Asynchronous Server Design

David Bovill david at viral.academy
Tue Jul 21 07:23:01 EDT 2015


Thanks Mike / Richard. Brief comments below:

On 20 July 2015 at 17:33, Mike Kerner <MikeKerner at roadrunner.com> wrote:

> The main reason for doing things asynchronously are
> 1) to improve performance in a high-transaction environment
> 2) keep collisions to a minimum.
>
> In your case, it does not appear that either is going to happen, so I
> wouldn't bother.


I'm not so sure. Say I want to serve up impromptu content at a conference
behind a LAN - there may be anywhere from 30 people in a class to hundreds
of people wanting to interact with the content at the same time.

The idea is that the static content will be loaded into custom properties,
and any new authored content will either be stored as custom props or
exported to disk. Putting the stack on a USB will give people the entire
site.

I'd like to know more about collisions - you mean multiple request for the
same resource could get the innards of the handler routing clobbered?




> On Mon, Jul 20, 2015 at 12:03 PM, Richard Gaskin <
> ambassador at fourthworld.com
> > wrote:
>
> >
> > If static there are many good solutions for that.
>

Requirements:

   1. Server in a file
   2. Zero installation - click and run
   3. Custom standalone servers if needed
   4. Simple flexible scripting - create your own routes in Livecode stack
   and drop them in
   5. Authoring portability - work in groups on a site then distribute a
   single (stack / array / json) file that contains everything you need to run
   / view site at home.
   6. Clean uninstall - delete file from laptop
   7. Cross platform

My need came out of wishing to script server access to p2p file systems,
and to distribute this to a bunch of researchers (some non-technical)
across the internet. I also want to get this up and running in forthcoming
conferences on a presenters laptop (not necessarily my own).
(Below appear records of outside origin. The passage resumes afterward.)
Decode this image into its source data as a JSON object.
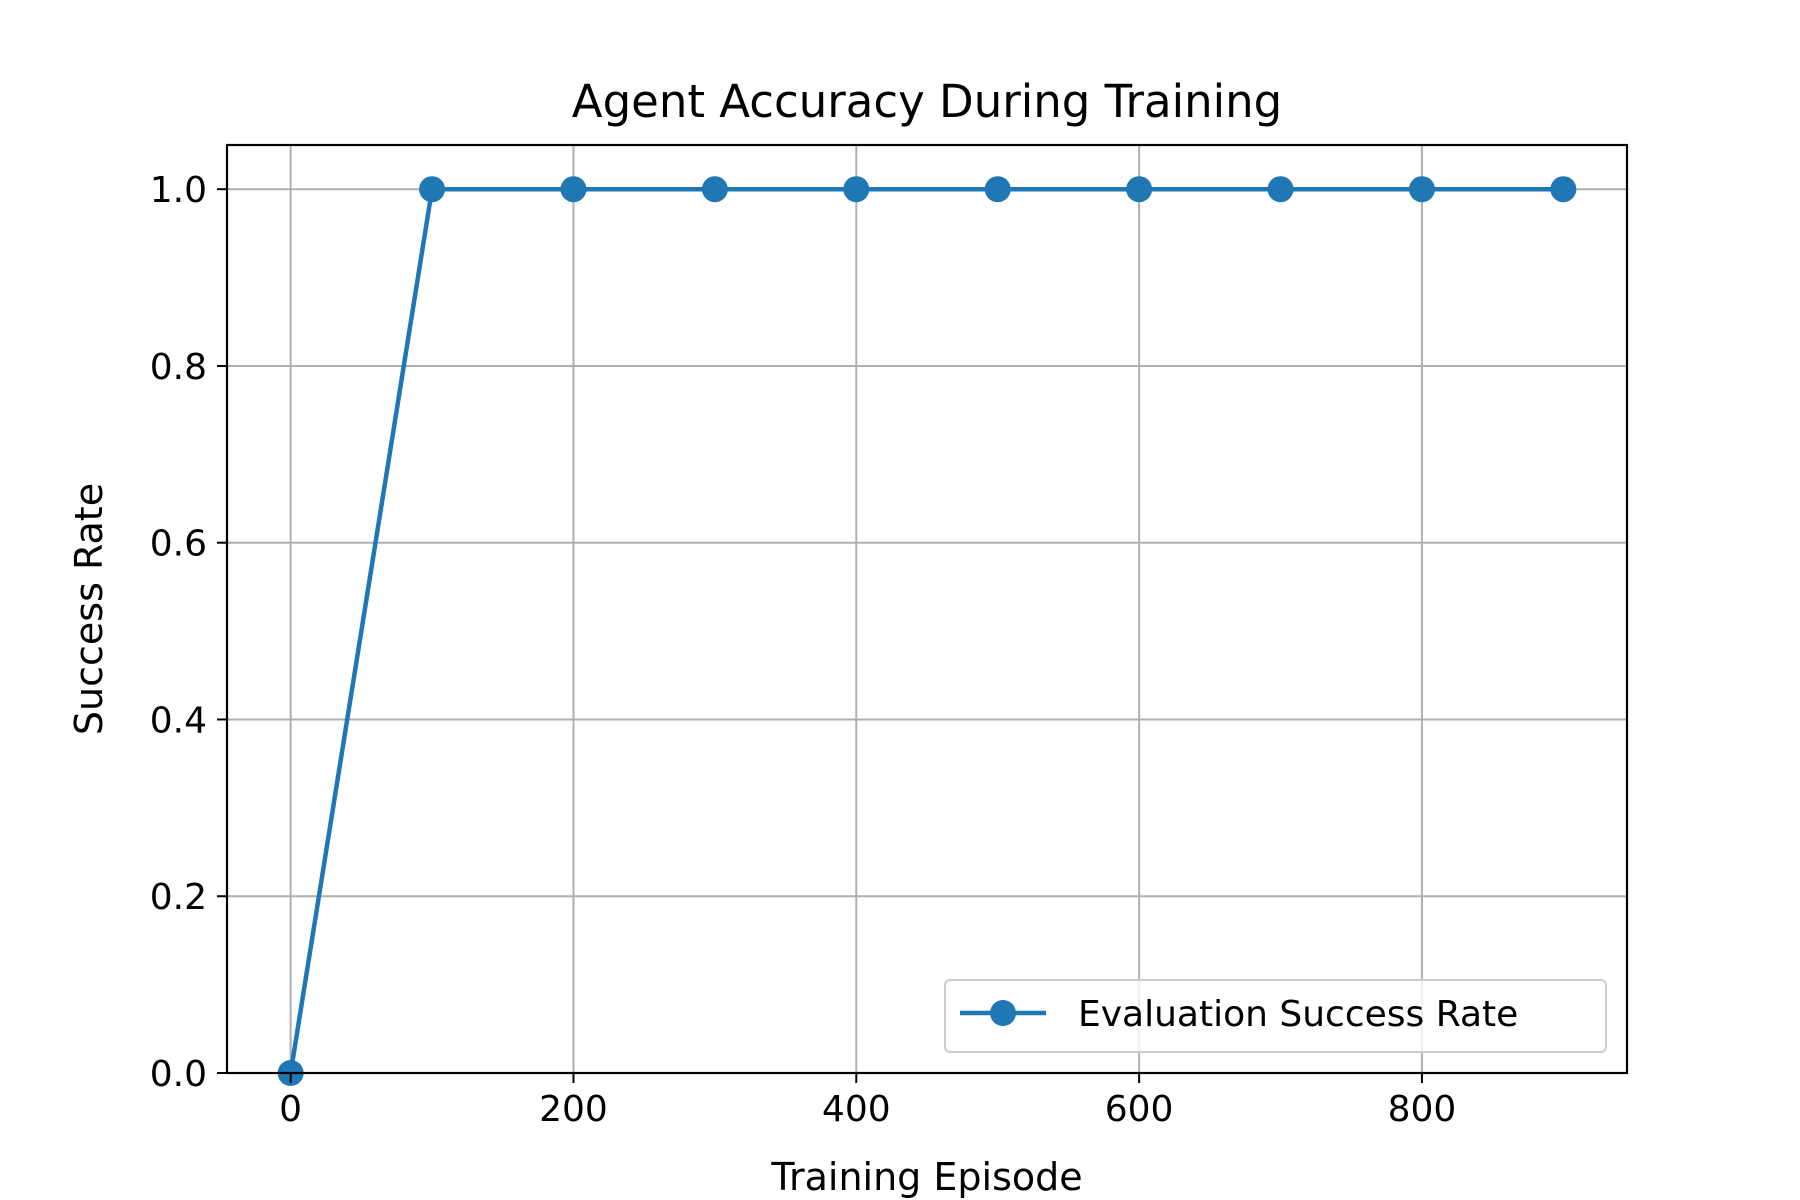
{
  "chart_data": {
    "type": "line",
    "title": "Agent Accuracy During Training",
    "xlabel": "Training Episode",
    "ylabel": "Success Rate",
    "xlim": [
      -45,
      945
    ],
    "ylim": [
      0.0,
      1.05
    ],
    "xticks": [
      0,
      200,
      400,
      600,
      800
    ],
    "xtick_labels": [
      "0",
      "200",
      "400",
      "600",
      "800"
    ],
    "yticks": [
      0.0,
      0.2,
      0.4,
      0.6,
      0.8,
      1.0
    ],
    "ytick_labels": [
      "0.0",
      "0.2",
      "0.4",
      "0.6",
      "0.8",
      "1.0"
    ],
    "grid": true,
    "legend_position": "lower-right",
    "series": [
      {
        "name": "Evaluation Success Rate",
        "color": "#1f77b4",
        "marker": "circle",
        "x": [
          0,
          100,
          200,
          300,
          400,
          500,
          600,
          700,
          800,
          900
        ],
        "y": [
          0.0,
          1.0,
          1.0,
          1.0,
          1.0,
          1.0,
          1.0,
          1.0,
          1.0,
          1.0
        ]
      }
    ]
  }
}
Are there any similar things out there - would love to take a look. not
quite sure what to search for :)

> This is one of the nice conveniences of CGI:  it lets Apache handle most
> of the requests with no extra coding, since any CSS, JS, or image files
> probably aren't changing for each visitor, and Apache is pretty good at
> delivering static content.

Yes - but I'm not going to use Apache for this. Its' a big ugly beast.

> > - so is there a design consideration for any long running processes
> > here - not just in terms of figure out a bette way to do it on the
> > client, not with regard to the scripting of the server handler
> > above?
>
> I have a couple of workgroup apps running as CGIs, and they support a few
> features which could take as long as 30 seconds if run as a single
> request.  I found this problematic for the user experience because we're
> not giving them any feedback while it's happening (in addition to
> timeouts), so I changed it to support paging.
>
> Now the CGI includes an argument for the range of records the command will
> operate on.  The client first obtains the number of records from the
> server, divides them by a number that means only a hundred or so will be
> processed per batch, and then sends a series of requests to the server in
> which each request includes the range of records to operate on.  Now the
> client UI has regular periodic feedback letting the user know what's
> happening, and the socket never times out.

Splitting a long process into pieces or paging is a good strategy.

> My understanding is that the dispatch command has no affect on blocking vs
> non-blocking; it's still blocking, akin to calling a handler inline.

Interesting - I remember testing it ages ago and it seemed to work like
send in time?

> The "send" command can give non-blocking behavior when the "in <time>"
> option is used, but for processor-intensive tasks it's of minimal value
> within a single LC instance because once the handler it calls is running
> all other processing stops until that handler completes.

My understanding is that this may still be useful. send-in-time can allow
the server to send back a message over the open socket to the client - so
the client does not hang there. Yes then subsequent calls may block (I'm
not sure this is the case). But it is still useful?

> In the absence of multithreading, this can be mitigated through
> multiprocessing. The engine appears to handle socket I/O in a non-blocking
> way when callbacks are used, so handing off CPU-intensive tasks to other
LC
> instances would seem a reasonable way to let the main daemon focus on
> network I/O while leaving the heavy lifting to child processes.

Yes that would be the next step. Once we can roll our own custom server
apps quickly and fast - we can explore getting them to dispatch stuff to
each other over UDP sockets etc. It's easy now, but becomes useful when we
have an authoring environment that includes a robust, fast, but limited
HTTP server.

I see then being able to test out stuff locally - then when things are
working script the deployment of servers and load balancing which include
these LiveCode standalone servers behind some more robust front end server.